When you think about identity theft, what probably comes to mind is a thief stealing Social Security, bank account or credit card numbers and using them to make fraudulent transactions or get loans in other people’s names.
But there’s another kind of identity theft that’s growing at an alarming rate. In 2010, nearly one and a half million U.S. consumers were victims of medical identity theft, according to a recent study by The Ponemon Institute. Even more shocking: the study found that nine out of ten U.S. consumers know nothing about medical identity theft. What’s more, nearly half of all victims took no steps to protect themselves after the crime.
As more and more hospitals and physicians switch from paper to electronic health records (EHRs), cyberthieves have realized that stealing EHRs means money in the bank. They’re using consumers’ personal identifying information mined from data breaches to get medical services and drugs. That’s resulted in fake claims for everything from amputations and liposuction to delivering babies.
Of the 385 organizations hit with data breaches in the first half of 2010, 113 were in health care, according to the Identity Theft Resource Center. Many of them involved massive data losses. In 2009, a hacker left a ransom note on a Virginia state website, demanding 10 million dollars for over 8 million medical records he had stolen.
Data breaches can result from lost or stolen data stored on websites like that, or on drives, laptops and other wireless devices. Hospital wireless networks – with public areas open around the clock and countless staff members, patients and visitors coming and going – can also be easy targets for hackers. Guest/patient wifi networks mean data thieves can remain anonymous while they’re stealing patients’ electronic records.
Stolen medical data can be worth up to a hundred times more on the street than stolen credit card data. That’s because credit card fraud is easier to spot and stop than medical identity fraud, which can be repeatedly used to pay for expensive medical care that’s often not billed for months.
If your medical identity ends up being used by someone else, your insurance premiums may go up or your coverage may be denied. Even worse, if your medical information is altered, you could end up being misdiagnosed and receiving treatment that could endanger your life.
If you still think having your medical records swiped is preferable to having your bank account information stolen, consider this: medical identity fraud is the most expensive and time consuming type of ID fraud to resolve, according to the Ponemon study.

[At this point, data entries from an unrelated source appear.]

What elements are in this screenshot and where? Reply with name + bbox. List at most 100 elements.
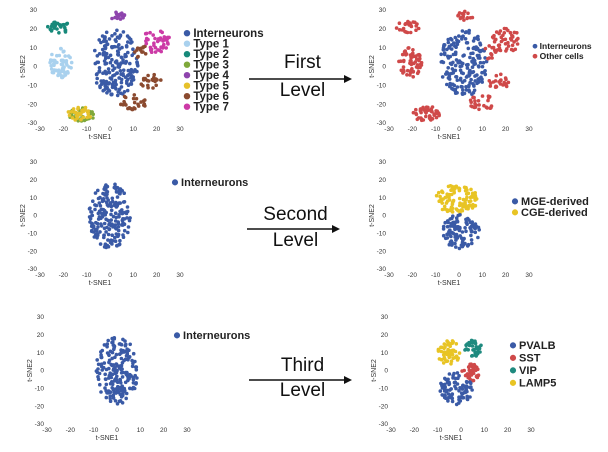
scatter-point (460, 387, 465, 391)
legend-marker (511, 209, 519, 216)
scatter-point (63, 30, 68, 34)
scatter-point (102, 198, 106, 203)
scatter-point (455, 85, 460, 89)
scatter-point (413, 54, 418, 58)
scatter-point (129, 67, 134, 72)
x-tick-label: 20 (502, 272, 510, 279)
scatter-point (114, 10, 118, 15)
legend-marker (171, 179, 179, 186)
y-tick-label: 0 (40, 368, 44, 375)
scatter-point (123, 210, 128, 215)
scatter-point (464, 192, 469, 196)
scatter-point (105, 342, 110, 346)
scatter-point (465, 380, 469, 385)
scatter-point (56, 73, 60, 78)
y-tick-label: -20 (377, 248, 387, 255)
legend-label: VIP (519, 365, 537, 377)
scatter-point (57, 53, 62, 58)
scatter-point (106, 238, 110, 242)
scatter-point (59, 25, 63, 29)
scatter-point (128, 37, 133, 42)
scatter-point (113, 211, 118, 215)
scatter-point (461, 238, 465, 242)
x-tick-label: -10 (431, 126, 441, 133)
scatter-point (131, 96, 136, 101)
scatter-point (153, 50, 158, 54)
scatter-point (469, 224, 474, 229)
legend-marker (173, 332, 181, 339)
scatter-point (57, 69, 62, 73)
x-tick-label: 30 (176, 272, 184, 279)
scatter-point (403, 50, 408, 54)
scatter-point (468, 385, 472, 390)
scatter-point (124, 396, 128, 401)
scatter-point (469, 104, 473, 108)
scatter-point (97, 371, 102, 376)
x-tick-label: 0 (108, 272, 112, 279)
y-tick-label: -30 (28, 266, 38, 273)
scatter-point (124, 59, 129, 64)
x-tick-label: 0 (108, 126, 112, 133)
scatter-point (92, 226, 96, 230)
scatter-point (110, 82, 115, 87)
scatter-point (114, 60, 119, 65)
scatter-point (118, 342, 122, 346)
x-tick-label: -10 (82, 272, 92, 279)
scatter-point (63, 54, 67, 58)
scatter-point (447, 372, 452, 376)
scatter-point (454, 75, 458, 79)
scatter-point (114, 391, 118, 395)
scatter-point (442, 387, 447, 391)
scatter-point (454, 58, 459, 62)
scatter-point (93, 207, 97, 212)
scatter-point (439, 357, 444, 362)
scatter-point (455, 78, 460, 82)
scatter-point (154, 83, 158, 88)
legend-marker (509, 354, 517, 361)
legend-label: Interneurons (183, 330, 250, 342)
scatter-point (73, 118, 77, 122)
scatter-point (114, 352, 119, 357)
scatter-point (457, 389, 461, 393)
scatter-point (499, 72, 503, 77)
scatter-point (134, 96, 139, 101)
scatter-point (468, 98, 473, 103)
legend-label: SST (519, 353, 541, 365)
scatter-point (102, 208, 107, 213)
scatter-point (115, 185, 120, 190)
scatter-point (127, 375, 132, 379)
scatter-point (454, 342, 459, 346)
scatter-point (441, 224, 446, 229)
scatter-point (469, 233, 473, 238)
scatter-point (455, 371, 460, 375)
scatter-point (105, 203, 110, 207)
scatter-point (446, 195, 450, 199)
scatter-point (102, 245, 107, 249)
scatter-point (477, 107, 481, 112)
scatter-point (445, 232, 449, 237)
scatter-point (136, 64, 140, 68)
scatter-point (126, 40, 130, 44)
scatter-point (143, 98, 147, 102)
scatter-point (118, 187, 123, 191)
legend-marker (183, 82, 191, 89)
scatter-point (445, 82, 449, 87)
scatter-point (418, 108, 423, 113)
legend-marker (183, 71, 191, 79)
scatter-point (479, 343, 483, 348)
scatter-point (131, 375, 135, 380)
scatter-point (502, 26, 507, 31)
scatter-point (119, 356, 124, 361)
scatter-point (455, 42, 460, 47)
scatter-point (109, 208, 114, 213)
scatter-point (464, 385, 469, 389)
scatter-point (108, 76, 113, 80)
scatter-point (470, 229, 474, 234)
legend-label: Type 4 (193, 70, 229, 82)
y-tick-label: 30 (37, 314, 45, 321)
scatter-point (76, 105, 80, 110)
scatter-point (446, 395, 451, 400)
scatter-point (506, 40, 510, 45)
scatter-point (99, 40, 103, 45)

More than half the victims took more than a year to discover it. The average cost per incident was a whopping $20,633.
In the not too distant future, everything from claims and payments submission to making medical appointments will be done online. That will make your medical identity even more vulnerable to security breaches. Here’s what you can do to protect it:
- Ask all health care providers whether your sensitive medical information is being transmitted over secure wireless networks, how it’s being safely stored and whether it’s being shared with third parties.
- Read the Explanation of Benefits (EOB) statement that your health plans sends you to ensure that claims match the services you received.

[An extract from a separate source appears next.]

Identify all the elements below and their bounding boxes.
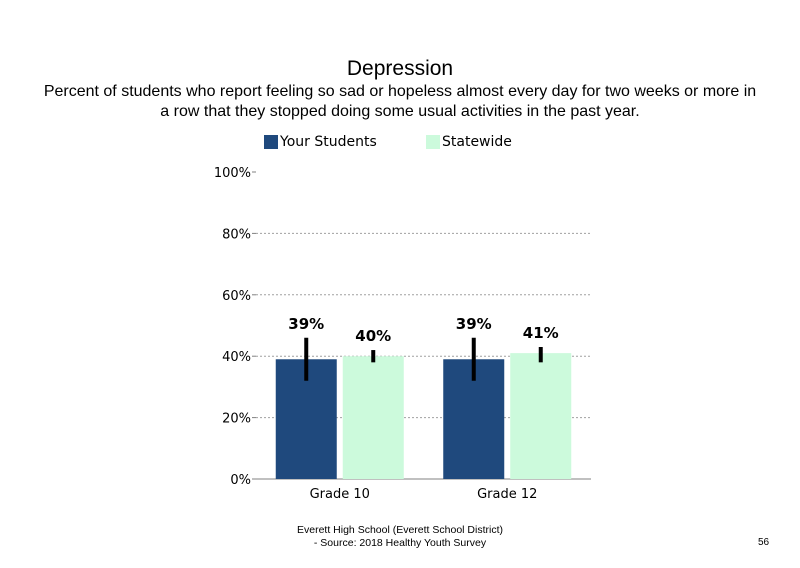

- Order copies of your free credit report annually to ensure there are no accounts opened in your name that you don’t recognize.
- Make sure your computer firewall is turned on and your antivirus software is up to date. Perform frequent scans for viruses and malware.
- Turn off the auto login option on your laptop to ensure you only log in to a wireless network when you’re ready; and when you do, it’s to one that you choose.
- Avoid exposing sensitive information such as your medical login, passwords and your Social Security number when you’re connected to wifi hotspots or other unsecured wireless networks.
- Disable file sharing, especially if your laptop is networked to a storage device or a home computer.
- Disable your wireless network when you’re not using it.
- Store your sensitive personal information and your electronic medical records on drives and other storage devices that aren’t connected to your computer. Keep hard copies in secure locations.
- Use a secure VPN like PRIVATE WiFi™ to ensure that all the data traveling to and from your computer is invisible to hackers.
If you’re a victim of medical identity theft, let us know what happened to you and take these steps:
- File a complaint with the Federal Trade Commission online.
- File a complaint with your local police department and send copies to your health insurer’s fraud department.
- Request copies of your medical records from all medical providers and exercise your rights under the Health Insurance Portability and Accountability Act (HIPAA) to correct errors in your medical or billing records.